This is the mail archive of the
mailing list for the GCC project.
Re: [RFC] [PATCH, i386] Adjust unroll factor for bdver3 and bdver4
- From: Uros Bizjak <ubizjak at gmail dot com>
- To: "Gopalasubramanian, Ganesh" <Ganesh dot Gopalasubramanian at amd dot com>
- Cc: "gcc-patches at gcc dot gnu dot org" <gcc-patches at gcc dot gnu dot org>, "Richard Guenther <richard dot guenther at gmail dot com> (richard dot guenther at gmail dot com)" <richard dot guenther at gmail dot com>, "borntraeger at de dot ibm dot com" <borntraeger at de dot ibm dot com>, "H.J. Lu (hjl dot tools at gmail dot com)" <hjl dot tools at gmail dot com>, "Jakub Jelinek (jakub at redhat dot com)" <jakub at redhat dot com>
- Date: Fri, 22 Nov 2013 09:15:42 +0100
- Subject: Re: [RFC] [PATCH, i386] Adjust unroll factor for bdver3 and bdver4
- Authentication-results: sourceware.org; auth=none
- References: <EB4625145972F94C9680D8CADD6516155E73BF13 at SATLEXDAG02 dot amd dot com>
On Wed, Nov 20, 2013 at 7:26 PM, Gopalasubramanian, Ganesh
> Steamroller processors contain a loop predictor and a loop buffer, which may make unrolling small loops less important.
> When unrolling small loops for steamroller, making the unrolled loop fit in the loop buffer should be a priority.
> This patch uses a heuristic approach (number of memory references) to decide the unrolling factor for small loops.
> This patch has some noise in SPEC 2006 results.
> Bootstrapping passes.
> I would like to know your comments before committing.
Please split the patch to target-dependant and target-independant
part, and get target-idependant part reviewed first.

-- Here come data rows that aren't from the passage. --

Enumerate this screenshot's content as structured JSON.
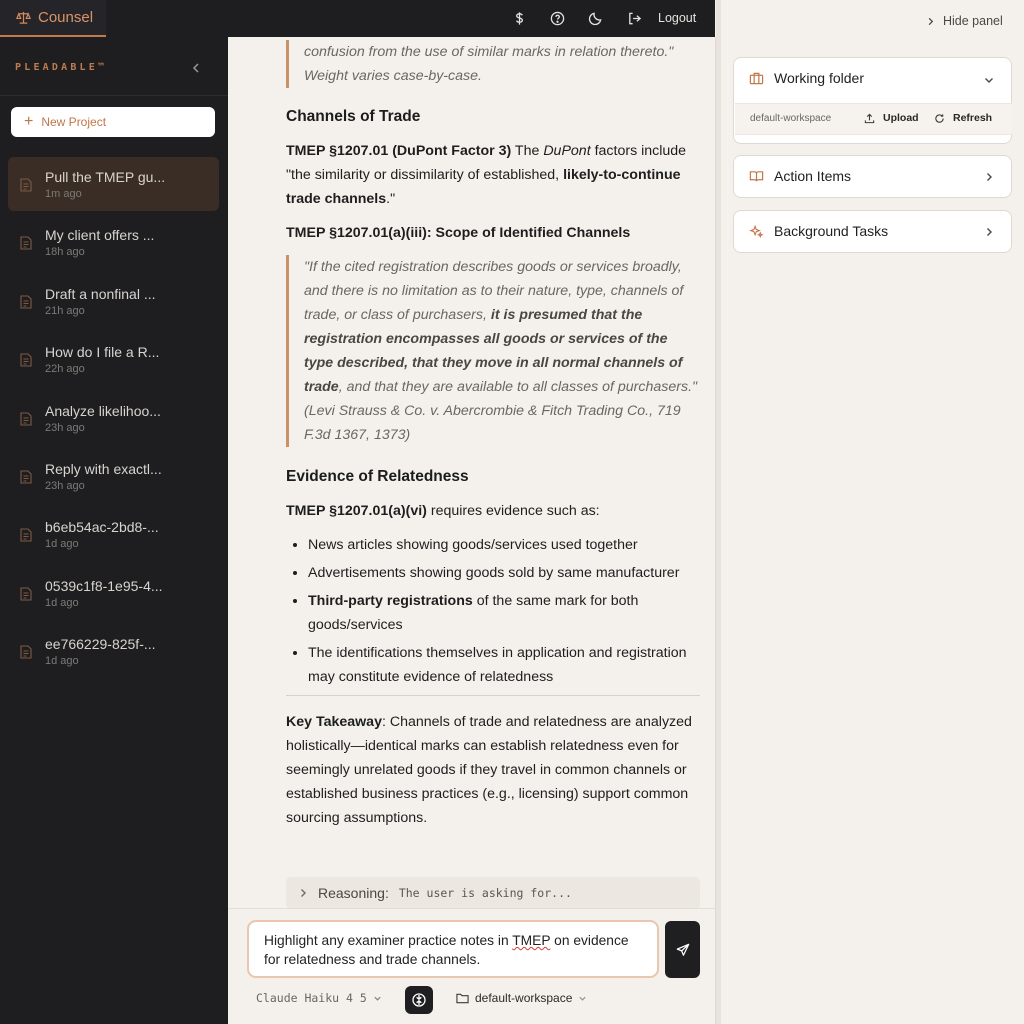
{
  "app": {
    "tab_label": "Counsel",
    "brand": "PLEADABLE™"
  },
  "sidebar": {
    "new_project_label": "New Project",
    "projects": [
      {
        "title": "Pull the TMEP gu...",
        "time": "1m ago"
      },
      {
        "title": "My client offers ...",
        "time": "18h ago"
      },
      {
        "title": "Draft a nonfinal ...",
        "time": "21h ago"
      },
      {
        "title": "How do I file a R...",
        "time": "22h ago"
      },
      {
        "title": "Analyze likelihoo...",
        "time": "23h ago"
      },
      {
        "title": "Reply with exactl...",
        "time": "23h ago"
      },
      {
        "title": "b6eb54ac-2bd8-...",
        "time": "1d ago"
      },
      {
        "title": "0539c1f8-1e95-4...",
        "time": "1d ago"
      },
      {
        "title": "ee766229-825f-...",
        "time": "1d ago"
      }
    ]
  },
  "topbar": {
    "logout_label": "Logout"
  },
  "message": {
    "quote_top": "confusion from the use of similar marks in relation thereto.\" Weight varies case-by-case.",
    "h_channels": "Channels of Trade",
    "p1_ref": "TMEP §1207.01 (DuPont Factor 3)",
    "p1_a": " The ",
    "p1_em": "DuPont",
    "p1_b": " factors include \"the similarity or dissimilarity of established, ",
    "p1_strong": "likely-to-continue trade channels",
    "p1_c": ".\"",
    "p2_ref": "TMEP §1207.01(a)(iii): Scope of Identified Channels",
    "quote2_a": "\"If the cited registration describes goods or services broadly, and there is no limitation as to their nature, type, channels of trade, or class of purchasers, ",
    "quote2_strong": "it is presumed that the registration encompasses all goods or services of the type described, that they move in all normal channels of trade",
    "quote2_b": ", and that they are available to all classes of purchasers.\" (Levi Strauss & Co. v. Abercrombie & Fitch Trading Co., 719 F.3d 1367, 1373)",
    "h_evidence": "Evidence of Relatedness",
    "p3_ref": "TMEP §1207.01(a)(vi)",
    "p3_rest": " requires evidence such as:",
    "bullets": [
      {
        "strong": "",
        "text": "News articles showing goods/services used together"
      },
      {
        "strong": "",
        "text": "Advertisements showing goods sold by same manufacturer"
      },
      {
        "strong": "Third-party registrations",
        "text": " of the same mark for both goods/services"
      },
      {
        "strong": "",
        "text": "The identifications themselves in application and registration may constitute evidence of relatedness"
      }
    ],
    "takeaway_label": "Key Takeaway",
    "takeaway_text": ": Channels of trade and relatedness are analyzed holistically—identical marks can establish relatedness even for seemingly unrelated goods if they travel in common channels or established business practices (e.g., licensing) support common sourcing assumptions.",
    "reasoning_label": "Reasoning:",
    "reasoning_text": "The user is asking for..."
  },
  "composer": {
    "text_a": "Highlight any examiner practice notes in ",
    "text_spell": "TMEP",
    "text_b": " on evidence for relatedness and trade channels.",
    "model": "Claude Haiku 4 5",
    "workspace": "default-workspace"
  },
  "right_panel": {
    "hide_label": "Hide panel",
    "working_folder": {
      "title": "Working folder",
      "workspace": "default-workspace",
      "upload_label": "Upload",
      "refresh_label": "Refresh"
    },
    "action_items_title": "Action Items",
    "background_tasks_title": "Background Tasks"
  },
  "colors": {
    "accent": "#c17a4e",
    "sidebar_bg": "#1e1e21",
    "main_bg": "#f4f1ec"
  }
}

+ if (ix86_tune != PROCESSOR_BDVER3 && ix86_tune != PROCESSOR_BDVER4)
+ return nunroll;
is wrong. You should introduce tune variable (as H.J. suggested) and
check that variable here. Target dependant tuning options should be in
x86-tune.def, so everything regarding tuning can be found in one
+ if (INSN_P (insn) && INSN_CODE (insn) != -1)
+ for_each_rtx (&insn, (rtx_function) ix86_loop_memcount,
if (NONDEBUG_INSN_P (insn))
for_each_rtx (&PATTERN(insn), ...);
otherwise your heuristics will depend on -g compile option.
+ if ( (mem_count*nunroll) <= 32)
+ix86_loop_memcount (rtx *x, unsigned *mem_count)
+ if (*x != NULL_RTX && MEM_P (*x))
*x will never be null for active insns.